Напарник укоризненно помолчал, глядя с высоты своего роста. Затем ответил:
– У меня голова все-таки присутствует.
Консул с извиняющейся улыбкой пожал плечами и повернулся к девушке.
– Хелин, а чего хочешь ты?
– Драки на площади – точно не мой стиль, – уклончиво ответила она. – Я еще выбираю между вариантами.
– Знаете… – Гарс задумался, но все же продолжил: – Мне кажется, не лучшая это идея – разделяться. Вы историки и больше кого-либо другого отдаете себе отчет, что собой представляет Средневековье.
– Но, Гарс… – взволнованно встряла Хелин.
– А в чем проблема? – вставил ее коллега. – Мы вместе с тобой уже все проверяли.
– Но вслепую? Поодиночке? – возразил Гарс. – Меня так один раз ограбили, всадив нож. Если бы не броня – а я всегда ее надеваю, – я бы с вами сейчас не разговаривал. И такое случиться может с каждым.
– На нас тоже есть броня, – напомнила Хелин. – И еще у нас связь через гарнитуру. – Она остановила себя, чтобы не показывать излишний интерес к одиночной прогулке.
Однако напарник поддержал ее.
– Уже все согласовано с Алардом, – заметил Годарт. – Если ты выделишь сопровождающих, мы будем не одни.
Гарсу идея явно не нравилась. Хелин ждала его реакции, опасаясь лишний раз встревать. Риск, несомненно, присутствовал, но следующего шанса пообщаться с незнакомцами из прошлого уже не будет. Это последний тестовый прыжок. У нее только одна возможность проверить свою догадку.
В конце концов консул пожал плечами и двинулся дальше.
– Надеюсь, вы знаете, что делаете, – вздохнул он. – Годарт, тебе в сопровождение я выделю слугу, он подойдет на площадь. А сам останусь вместе с Хелин.
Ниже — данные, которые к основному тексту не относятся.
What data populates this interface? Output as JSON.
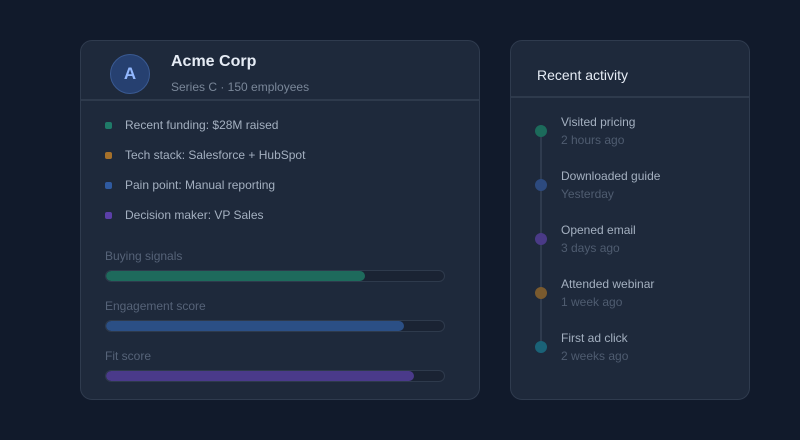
{
  "company": {
    "avatar_letter": "A",
    "name": "Acme Corp",
    "subtitle": "Series C · 150 employees",
    "facts": [
      {
        "text": "Recent funding: $28M raised",
        "color": "#1f7a68"
      },
      {
        "text": "Tech stack: Salesforce + HubSpot",
        "color": "#a5702a"
      },
      {
        "text": "Pain point: Manual reporting",
        "color": "#2f5aa0"
      },
      {
        "text": "Decision maker: VP Sales",
        "color": "#5b3fa8"
      }
    ],
    "metrics": [
      {
        "label": "Buying signals",
        "value": 0.765,
        "color": "#1e6a5c"
      },
      {
        "label": "Engagement score",
        "value": 0.882,
        "color": "#2b4f85"
      },
      {
        "label": "Fit score",
        "value": 0.912,
        "color": "#4a3a8a"
      }
    ]
  },
  "activity": {
    "title": "Recent activity",
    "events": [
      {
        "title": "Visited pricing",
        "time": "2 hours ago",
        "color": "#1c6b5b"
      },
      {
        "title": "Downloaded guide",
        "time": "Yesterday",
        "color": "#2d4a7e"
      },
      {
        "title": "Opened email",
        "time": "3 days ago",
        "color": "#4a3a87"
      },
      {
        "title": "Attended webinar",
        "time": "1 week ago",
        "color": "#7a5a2e"
      },
      {
        "title": "First ad click",
        "time": "2 weeks ago",
        "color": "#1a6277"
      }
    ]
  }
}
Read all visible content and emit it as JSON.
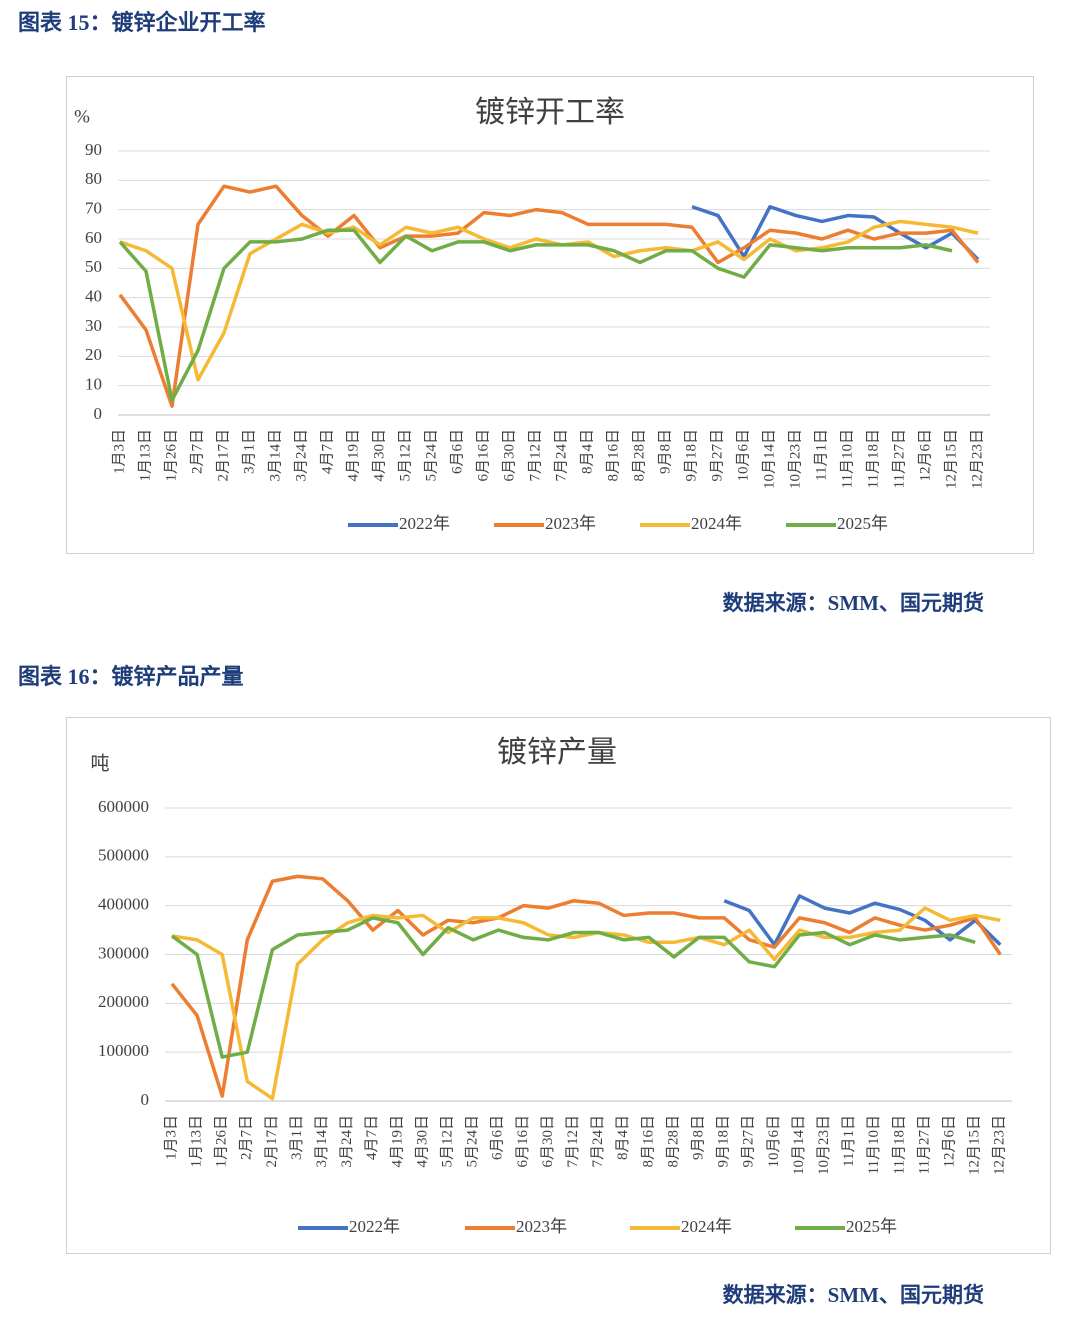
{
  "figures": [
    {
      "caption": "图表 15：镀锌企业开工率",
      "source": "数据来源：SMM、国元期货"
    },
    {
      "caption": "图表 16：镀锌产品产量",
      "source": "数据来源：SMM、国元期货"
    }
  ],
  "chart_data": [
    {
      "type": "line",
      "title": "镀锌开工率",
      "y_label": "%",
      "categories": [
        "1月3日",
        "1月13日",
        "1月26日",
        "2月7日",
        "2月17日",
        "3月1日",
        "3月14日",
        "3月24日",
        "4月7日",
        "4月19日",
        "4月30日",
        "5月12日",
        "5月24日",
        "6月6日",
        "6月16日",
        "6月30日",
        "7月12日",
        "7月24日",
        "8月4日",
        "8月16日",
        "8月28日",
        "9月8日",
        "9月18日",
        "9月27日",
        "10月6日",
        "10月14日",
        "10月23日",
        "11月1日",
        "11月10日",
        "11月18日",
        "11月27日",
        "12月6日",
        "12月15日",
        "12月23日"
      ],
      "ylim": [
        0,
        90
      ],
      "yticks": [
        0,
        10,
        20,
        30,
        40,
        50,
        60,
        70,
        80,
        90
      ],
      "grid": true,
      "legend": "bottom",
      "series": [
        {
          "name": "2022年",
          "color": "#4472c4",
          "values": [
            null,
            null,
            null,
            null,
            null,
            null,
            null,
            null,
            null,
            null,
            null,
            null,
            null,
            null,
            null,
            null,
            null,
            null,
            null,
            null,
            null,
            null,
            71,
            68,
            54,
            71,
            68,
            66,
            68,
            67.5,
            62,
            57,
            62,
            53
          ]
        },
        {
          "name": "2023年",
          "color": "#ed7d31",
          "values": [
            41,
            29,
            3,
            65,
            78,
            76,
            78,
            68,
            61,
            68,
            57,
            61,
            61,
            62,
            69,
            68,
            70,
            69,
            65,
            65,
            65,
            65,
            64,
            52,
            57,
            63,
            62,
            60,
            63,
            60,
            62,
            62,
            63,
            52
          ]
        },
        {
          "name": "2024年",
          "color": "#f5b935",
          "values": [
            59,
            56,
            50,
            12,
            28,
            55,
            60,
            65,
            62,
            64,
            58,
            64,
            62,
            64,
            60,
            57,
            60,
            58,
            59,
            54,
            56,
            57,
            56,
            59,
            53,
            60,
            56,
            57,
            59,
            64,
            66,
            65,
            64,
            62
          ]
        },
        {
          "name": "2025年",
          "color": "#70ad47",
          "values": [
            59,
            49,
            5,
            22,
            50,
            59,
            59,
            60,
            63,
            63,
            52,
            61,
            56,
            59,
            59,
            56,
            58,
            58,
            58,
            56,
            52,
            56,
            56,
            50,
            47,
            58,
            57,
            56,
            57,
            57,
            57,
            58,
            56,
            null
          ]
        }
      ]
    },
    {
      "type": "line",
      "title": "镀锌产量",
      "y_label": "吨",
      "categories": [
        "1月3日",
        "1月13日",
        "1月26日",
        "2月7日",
        "2月17日",
        "3月1日",
        "3月14日",
        "3月24日",
        "4月7日",
        "4月19日",
        "4月30日",
        "5月12日",
        "5月24日",
        "6月6日",
        "6月16日",
        "6月30日",
        "7月12日",
        "7月24日",
        "8月4日",
        "8月16日",
        "8月28日",
        "9月8日",
        "9月18日",
        "9月27日",
        "10月6日",
        "10月14日",
        "10月23日",
        "11月1日",
        "11月10日",
        "11月18日",
        "11月27日",
        "12月6日",
        "12月15日",
        "12月23日"
      ],
      "ylim": [
        0,
        600000
      ],
      "yticks": [
        0,
        100000,
        200000,
        300000,
        400000,
        500000,
        600000
      ],
      "grid": true,
      "legend": "bottom",
      "series": [
        {
          "name": "2022年",
          "color": "#4472c4",
          "values": [
            null,
            null,
            null,
            null,
            null,
            null,
            null,
            null,
            null,
            null,
            null,
            null,
            null,
            null,
            null,
            null,
            null,
            null,
            null,
            null,
            null,
            null,
            410000,
            390000,
            320000,
            420000,
            395000,
            385000,
            405000,
            392000,
            370000,
            330000,
            370000,
            320000
          ]
        },
        {
          "name": "2023年",
          "color": "#ed7d31",
          "values": [
            240000,
            175000,
            10000,
            330000,
            450000,
            460000,
            455000,
            410000,
            350000,
            390000,
            340000,
            370000,
            365000,
            375000,
            400000,
            395000,
            410000,
            405000,
            380000,
            385000,
            385000,
            375000,
            375000,
            330000,
            315000,
            375000,
            365000,
            345000,
            375000,
            360000,
            350000,
            360000,
            375000,
            300000
          ]
        },
        {
          "name": "2024年",
          "color": "#f5b935",
          "values": [
            338000,
            330000,
            300000,
            40000,
            5000,
            280000,
            330000,
            365000,
            380000,
            375000,
            380000,
            345000,
            375000,
            375000,
            365000,
            340000,
            335000,
            345000,
            340000,
            325000,
            325000,
            335000,
            320000,
            350000,
            290000,
            350000,
            335000,
            335000,
            345000,
            350000,
            395000,
            370000,
            380000,
            370000
          ]
        },
        {
          "name": "2025年",
          "color": "#70ad47",
          "values": [
            338000,
            300000,
            90000,
            100000,
            310000,
            340000,
            345000,
            350000,
            375000,
            365000,
            300000,
            355000,
            330000,
            350000,
            335000,
            330000,
            345000,
            345000,
            330000,
            335000,
            295000,
            335000,
            335000,
            285000,
            275000,
            340000,
            345000,
            320000,
            340000,
            330000,
            335000,
            340000,
            325000,
            null
          ]
        }
      ]
    }
  ]
}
Так будет надежнее, учитывая ситуации, которые здесь чреваты для женщин… – Гарс ловко увернулся от тянущего к нему руки подвывающего нищего. Они выходили на оживленный перекресток. – Так, а здесь нам нужно повернуть направо… Вы, конечно, это уже знаете.
Они шли мимо деревянных и глинобитных домов со смазанными смолой стенами. Улицы от мусора вычистили, однако любой новоприбывший из будущего уловил бы в воздухе непривычный давящий запах гнили. Впрочем, по силе воздействия он не мог сравниться со смрадом около мясницких лавок, где туши животных разделывались на глазах у прохожих.
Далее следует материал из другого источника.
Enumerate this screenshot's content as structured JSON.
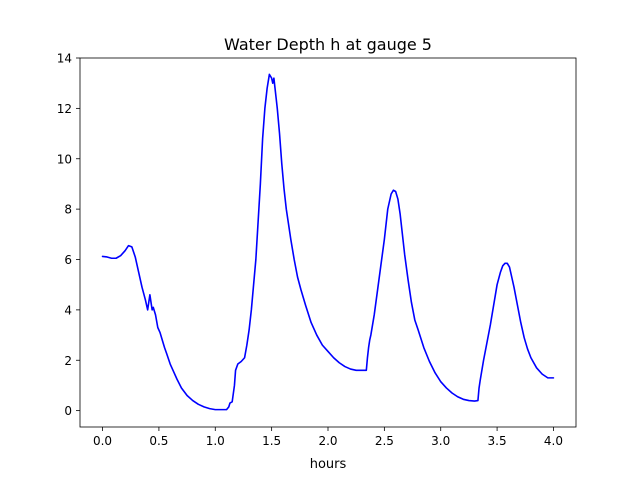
{
  "chart_data": {
    "type": "line",
    "title": "Water Depth h at gauge 5",
    "xlabel": "hours",
    "ylabel": "",
    "xlim": [
      -0.2,
      4.2
    ],
    "ylim": [
      -0.65,
      14
    ],
    "xticks": [
      0.0,
      0.5,
      1.0,
      1.5,
      2.0,
      2.5,
      3.0,
      3.5,
      4.0
    ],
    "xtick_labels": [
      "0.0",
      "0.5",
      "1.0",
      "1.5",
      "2.0",
      "2.5",
      "3.0",
      "3.5",
      "4.0"
    ],
    "yticks": [
      0,
      2,
      4,
      6,
      8,
      10,
      12,
      14
    ],
    "ytick_labels": [
      "0",
      "2",
      "4",
      "6",
      "8",
      "10",
      "12",
      "14"
    ],
    "grid": false,
    "series": [
      {
        "color": "#0000ff",
        "x": [
          0.0,
          0.04,
          0.08,
          0.12,
          0.16,
          0.2,
          0.23,
          0.26,
          0.29,
          0.32,
          0.35,
          0.38,
          0.4,
          0.42,
          0.43,
          0.44,
          0.45,
          0.47,
          0.49,
          0.51,
          0.53,
          0.55,
          0.57,
          0.6,
          0.63,
          0.66,
          0.7,
          0.75,
          0.8,
          0.85,
          0.9,
          0.95,
          1.0,
          1.05,
          1.1,
          1.12,
          1.13,
          1.15,
          1.17,
          1.18,
          1.2,
          1.23,
          1.26,
          1.28,
          1.3,
          1.32,
          1.34,
          1.36,
          1.38,
          1.4,
          1.42,
          1.44,
          1.46,
          1.48,
          1.5,
          1.51,
          1.52,
          1.53,
          1.54,
          1.55,
          1.57,
          1.59,
          1.61,
          1.63,
          1.65,
          1.67,
          1.7,
          1.73,
          1.76,
          1.8,
          1.85,
          1.9,
          1.95,
          2.0,
          2.05,
          2.1,
          2.15,
          2.2,
          2.25,
          2.3,
          2.34,
          2.35,
          2.36,
          2.37,
          2.38,
          2.41,
          2.44,
          2.47,
          2.5,
          2.53,
          2.56,
          2.58,
          2.6,
          2.62,
          2.64,
          2.66,
          2.68,
          2.71,
          2.74,
          2.77,
          2.8,
          2.85,
          2.9,
          2.95,
          3.0,
          3.05,
          3.1,
          3.15,
          3.2,
          3.25,
          3.3,
          3.33,
          3.34,
          3.35,
          3.38,
          3.41,
          3.44,
          3.47,
          3.5,
          3.53,
          3.55,
          3.57,
          3.59,
          3.61,
          3.63,
          3.65,
          3.68,
          3.71,
          3.74,
          3.77,
          3.8,
          3.85,
          3.9,
          3.95,
          4.0
        ],
        "values": [
          6.12,
          6.1,
          6.05,
          6.05,
          6.15,
          6.35,
          6.55,
          6.5,
          6.1,
          5.5,
          4.9,
          4.4,
          4.0,
          4.6,
          4.3,
          4.0,
          4.1,
          3.8,
          3.3,
          3.1,
          2.8,
          2.5,
          2.25,
          1.85,
          1.55,
          1.25,
          0.9,
          0.6,
          0.4,
          0.25,
          0.15,
          0.08,
          0.04,
          0.04,
          0.04,
          0.15,
          0.3,
          0.35,
          1.0,
          1.6,
          1.85,
          1.95,
          2.1,
          2.6,
          3.2,
          4.0,
          5.0,
          6.0,
          7.5,
          9.0,
          10.8,
          12.0,
          12.8,
          13.35,
          13.2,
          13.0,
          13.2,
          12.8,
          12.4,
          12.0,
          11.0,
          9.8,
          8.8,
          8.0,
          7.4,
          6.8,
          6.0,
          5.3,
          4.8,
          4.2,
          3.5,
          3.0,
          2.6,
          2.35,
          2.1,
          1.9,
          1.75,
          1.65,
          1.6,
          1.6,
          1.6,
          2.1,
          2.5,
          2.8,
          3.0,
          3.8,
          4.8,
          5.8,
          6.8,
          8.0,
          8.6,
          8.75,
          8.7,
          8.4,
          7.8,
          7.0,
          6.2,
          5.2,
          4.3,
          3.6,
          3.2,
          2.5,
          1.95,
          1.5,
          1.15,
          0.9,
          0.7,
          0.55,
          0.45,
          0.4,
          0.38,
          0.4,
          0.9,
          1.2,
          2.0,
          2.7,
          3.4,
          4.2,
          5.0,
          5.5,
          5.75,
          5.85,
          5.85,
          5.7,
          5.3,
          4.9,
          4.2,
          3.5,
          2.9,
          2.45,
          2.1,
          1.7,
          1.45,
          1.3,
          1.3
        ]
      }
    ]
  }
}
Отовсюду доносились шум, гам, музыка, выкрики. Толпа двигалась плотным слоем и в приподнятом настроении. Телеги подпрыгивали на дороге, банда детей пробежала, размахивая руками и улюлюкая. Двое торговцев тащили повозку, на которой возвышалась печь, расточавшая аромат свежих пирогов.
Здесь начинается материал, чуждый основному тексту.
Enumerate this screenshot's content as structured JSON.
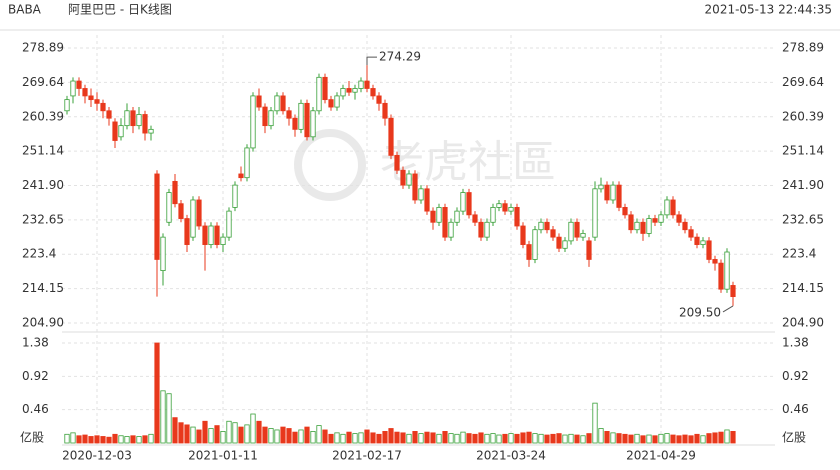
{
  "header": {
    "symbol": "BABA",
    "name": "阿里巴巴 - 日K线图",
    "timestamp": "2021-05-13 22:44:35"
  },
  "watermark": "老虎社區",
  "chart_data": {
    "type": "candlestick",
    "ylim": [
      204.9,
      278.89
    ],
    "yticks": [
      {
        "value": 204.9,
        "label": "204.90"
      },
      214.15,
      223.4,
      232.65,
      {
        "value": 241.9,
        "label": "241.90"
      },
      251.14,
      260.39,
      269.64,
      278.89
    ],
    "grid": true,
    "up_color": "#3aa03a",
    "down_color": "#e8381c",
    "high_label": "274.29",
    "low_label": "209.50",
    "xticks": [
      {
        "value": 5,
        "label": "2020-12-03"
      },
      {
        "value": 26,
        "label": "2021-01-11"
      },
      {
        "value": 50,
        "label": "2021-02-17"
      },
      {
        "value": 74,
        "label": "2021-03-24"
      },
      {
        "value": 99,
        "label": "2021-04-29"
      }
    ],
    "ohlc": [
      [
        262,
        266,
        261,
        265
      ],
      [
        266,
        271,
        264,
        270
      ],
      [
        270,
        271,
        266,
        268
      ],
      [
        268,
        269,
        264,
        266
      ],
      [
        266,
        268,
        263,
        265
      ],
      [
        265,
        267,
        262,
        264
      ],
      [
        264,
        265,
        260,
        262
      ],
      [
        262,
        263,
        258,
        260
      ],
      [
        259,
        260,
        252,
        254
      ],
      [
        255,
        260,
        254,
        258
      ],
      [
        258,
        264,
        257,
        262
      ],
      [
        262,
        263,
        256,
        258
      ],
      [
        258,
        263,
        257,
        261
      ],
      [
        261,
        262,
        254,
        256
      ],
      [
        256,
        258,
        254,
        257
      ],
      [
        245,
        246,
        212,
        222
      ],
      [
        219,
        229,
        215,
        228
      ],
      [
        232,
        241,
        231,
        240
      ],
      [
        243,
        245,
        236,
        237
      ],
      [
        237,
        238,
        232,
        233
      ],
      [
        233,
        234,
        224,
        226
      ],
      [
        228,
        239,
        227,
        238
      ],
      [
        238,
        239,
        230,
        231
      ],
      [
        231,
        232,
        219,
        226
      ],
      [
        226,
        232,
        225,
        231
      ],
      [
        231,
        232,
        225,
        226
      ],
      [
        226,
        229,
        224,
        228
      ],
      [
        228,
        236,
        227,
        235
      ],
      [
        236,
        243,
        235,
        242
      ],
      [
        245,
        247,
        243,
        244
      ],
      [
        244,
        253,
        243,
        252
      ],
      [
        252,
        267,
        251,
        266
      ],
      [
        266,
        268,
        262,
        263
      ],
      [
        263,
        264,
        256,
        258
      ],
      [
        258,
        263,
        257,
        262
      ],
      [
        262,
        267,
        261,
        266
      ],
      [
        266,
        267,
        261,
        262
      ],
      [
        262,
        263,
        258,
        260
      ],
      [
        260,
        261,
        255,
        257
      ],
      [
        257,
        265,
        256,
        264
      ],
      [
        264,
        265,
        254,
        255
      ],
      [
        255,
        263,
        254,
        262
      ],
      [
        262,
        272,
        261,
        271
      ],
      [
        271,
        272,
        264,
        265
      ],
      [
        265,
        266,
        262,
        263
      ],
      [
        263,
        267,
        262,
        266
      ],
      [
        266,
        269,
        265,
        268
      ],
      [
        268,
        270,
        266,
        267
      ],
      [
        267,
        269,
        265,
        268
      ],
      [
        268,
        271,
        267,
        270
      ],
      [
        270,
        274.29,
        267,
        268
      ],
      [
        268,
        269,
        265,
        266
      ],
      [
        266,
        267,
        262,
        264
      ],
      [
        264,
        265,
        258,
        260
      ],
      [
        260,
        261,
        249,
        250
      ],
      [
        250,
        251,
        245,
        246
      ],
      [
        246,
        247,
        241,
        242
      ],
      [
        242,
        246,
        241,
        245
      ],
      [
        245,
        246,
        237,
        238
      ],
      [
        238,
        242,
        237,
        241
      ],
      [
        241,
        242,
        234,
        235
      ],
      [
        235,
        236,
        230,
        232
      ],
      [
        232,
        237,
        231,
        236
      ],
      [
        236,
        237,
        227,
        228
      ],
      [
        228,
        233,
        227,
        232
      ],
      [
        232,
        236,
        231,
        235
      ],
      [
        235,
        241,
        234,
        240
      ],
      [
        240,
        241,
        233,
        234
      ],
      [
        234,
        235,
        231,
        232
      ],
      [
        232,
        233,
        227,
        228
      ],
      [
        228,
        233,
        227,
        232
      ],
      [
        232,
        237,
        231,
        236
      ],
      [
        236,
        238,
        235,
        237
      ],
      [
        237,
        238,
        234,
        235
      ],
      [
        235,
        237,
        234,
        236
      ],
      [
        236,
        237,
        230,
        231
      ],
      [
        231,
        232,
        225,
        226
      ],
      [
        226,
        227,
        220,
        222
      ],
      [
        222,
        231,
        221,
        230
      ],
      [
        230,
        233,
        229,
        232
      ],
      [
        232,
        233,
        229,
        230
      ],
      [
        230,
        231,
        227,
        228
      ],
      [
        228,
        229,
        224,
        225
      ],
      [
        225,
        228,
        224,
        227
      ],
      [
        227,
        233,
        226,
        232
      ],
      [
        232,
        233,
        227,
        228
      ],
      [
        228,
        230,
        227,
        229
      ],
      [
        227,
        228,
        220,
        222
      ],
      [
        228,
        243,
        227,
        241
      ],
      [
        241,
        244,
        240,
        242
      ],
      [
        242,
        243,
        237,
        238
      ],
      [
        238,
        243,
        237,
        242
      ],
      [
        242,
        243,
        235,
        236
      ],
      [
        236,
        237,
        233,
        234
      ],
      [
        234,
        235,
        229,
        230
      ],
      [
        230,
        233,
        229,
        232
      ],
      [
        232,
        233,
        227,
        229
      ],
      [
        229,
        234,
        228,
        233
      ],
      [
        233,
        234,
        231,
        232
      ],
      [
        232,
        235,
        231,
        234
      ],
      [
        234,
        239,
        233,
        238
      ],
      [
        238,
        239,
        233,
        234
      ],
      [
        234,
        235,
        231,
        232
      ],
      [
        232,
        233,
        229,
        230
      ],
      [
        230,
        231,
        227,
        228
      ],
      [
        228,
        229,
        225,
        226
      ],
      [
        226,
        228,
        225,
        227
      ],
      [
        227,
        228,
        221,
        222
      ],
      [
        222,
        223,
        219,
        221
      ],
      [
        221,
        222,
        213,
        214
      ],
      [
        214,
        225,
        213,
        224
      ],
      [
        215,
        216,
        209.5,
        212
      ]
    ],
    "volume_unit": "亿股",
    "volume_ylim": [
      0,
      1.38
    ],
    "volume_yticks": [
      0.46,
      0.92,
      1.38
    ],
    "volume": [
      0.12,
      0.14,
      0.1,
      0.11,
      0.09,
      0.1,
      0.09,
      0.08,
      0.12,
      0.1,
      0.09,
      0.1,
      0.09,
      0.1,
      0.12,
      1.38,
      0.72,
      0.68,
      0.35,
      0.28,
      0.25,
      0.22,
      0.18,
      0.3,
      0.2,
      0.24,
      0.16,
      0.3,
      0.28,
      0.22,
      0.25,
      0.4,
      0.3,
      0.22,
      0.2,
      0.18,
      0.22,
      0.2,
      0.15,
      0.18,
      0.22,
      0.16,
      0.24,
      0.18,
      0.12,
      0.14,
      0.12,
      0.15,
      0.13,
      0.14,
      0.18,
      0.14,
      0.12,
      0.16,
      0.2,
      0.15,
      0.14,
      0.12,
      0.16,
      0.13,
      0.15,
      0.14,
      0.12,
      0.16,
      0.13,
      0.12,
      0.15,
      0.13,
      0.12,
      0.14,
      0.12,
      0.13,
      0.11,
      0.12,
      0.13,
      0.12,
      0.14,
      0.15,
      0.13,
      0.12,
      0.11,
      0.12,
      0.13,
      0.11,
      0.12,
      0.11,
      0.1,
      0.13,
      0.55,
      0.2,
      0.16,
      0.14,
      0.13,
      0.12,
      0.11,
      0.12,
      0.1,
      0.11,
      0.1,
      0.12,
      0.13,
      0.11,
      0.1,
      0.11,
      0.1,
      0.12,
      0.1,
      0.13,
      0.14,
      0.15,
      0.18,
      0.16
    ]
  }
}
Ткани всех расцветок, люди всех мастей – все спешили к замку и прилегающим окрестностям на празднество. Ученые влились в толпу и позволили ей нести себя в эпицентр.
Гаага пока не получила статус города и считалась деревней. В окружающем ландшафте преобладали огороды и сады. Ближе к замку начали возникать группы домов и ремесленные мастерские. А затем на пути развернулся и полноценный город, хоть так и не называвшийся.
Доносилось ржание лошадей и постукивание молотков в кузнице. Улицы завесили флагами и тканями с гербом Иоганна III. Красные и черные львы на желтом фоне перемежались с сине-белыми ромбами. Иоганн и его племянница Якоба заключили договор, по которому он получил управление этими землями – что и стало лейтмотивом праздника.
Минуя торговые ряды и лотки с зеленью, овощами, рыбой, Хелин, Годарт и Гарс добрались до площади. Среди многообразия исчезнувших ныне домов, амбаров и надстроек возвышалась церковь Святого Якова. Собор стоял уже в камне, но знаменитой шестиугольной башни рядом не было.
Здесь им предстояло ждать появления свиты герцога. Народу толпилось много. Хелин физически чувствовала – спиной, боками, – как ее обступают, обволакивают со всех сторон, и это вызывало воспоминания, которых она хотела бы избежать. В детстве она потерялась в толпе, на празднике Королевы1. С тех пор скопление людей вызывало панику, которую она с годами смогла снизить до уровня дискомфорта и легкой тревожности. Как обычно, она принялась мысленно возводить невидимую перегородку между собой и рядами прохожих.
Ученые не стали доходить до церкви и остановились на краю площади, где было посвободнее. С их места проглядывался венок на жерди – символ таверны, – что находился на стене одного из первых постоялых дворов Гааги. По другую сторону площадь украшал позорный столб, сегодня пустующий.
Церемония въезда начиналась у моста за пределами деревни, но к началу шествия допускались только первые лица поселения. Остальные жители распределились по обочинам дороги, свешивались из окон и глазели с крыш.
Больше всего народу собралось на рыночной площади. Совсем скоро ожидали процессию. Все нетерпеливо перешептывались, поглядывая то на церковь, то на окружающие площадь лавки, то на проезд. Хелин пришло в голову, что, вероятно, в следующий раз здесь уже будет стоять группа туристов. И они тоже будут вытягивать шеи в сторону поворота дороги, каждую секунду ожидая действия.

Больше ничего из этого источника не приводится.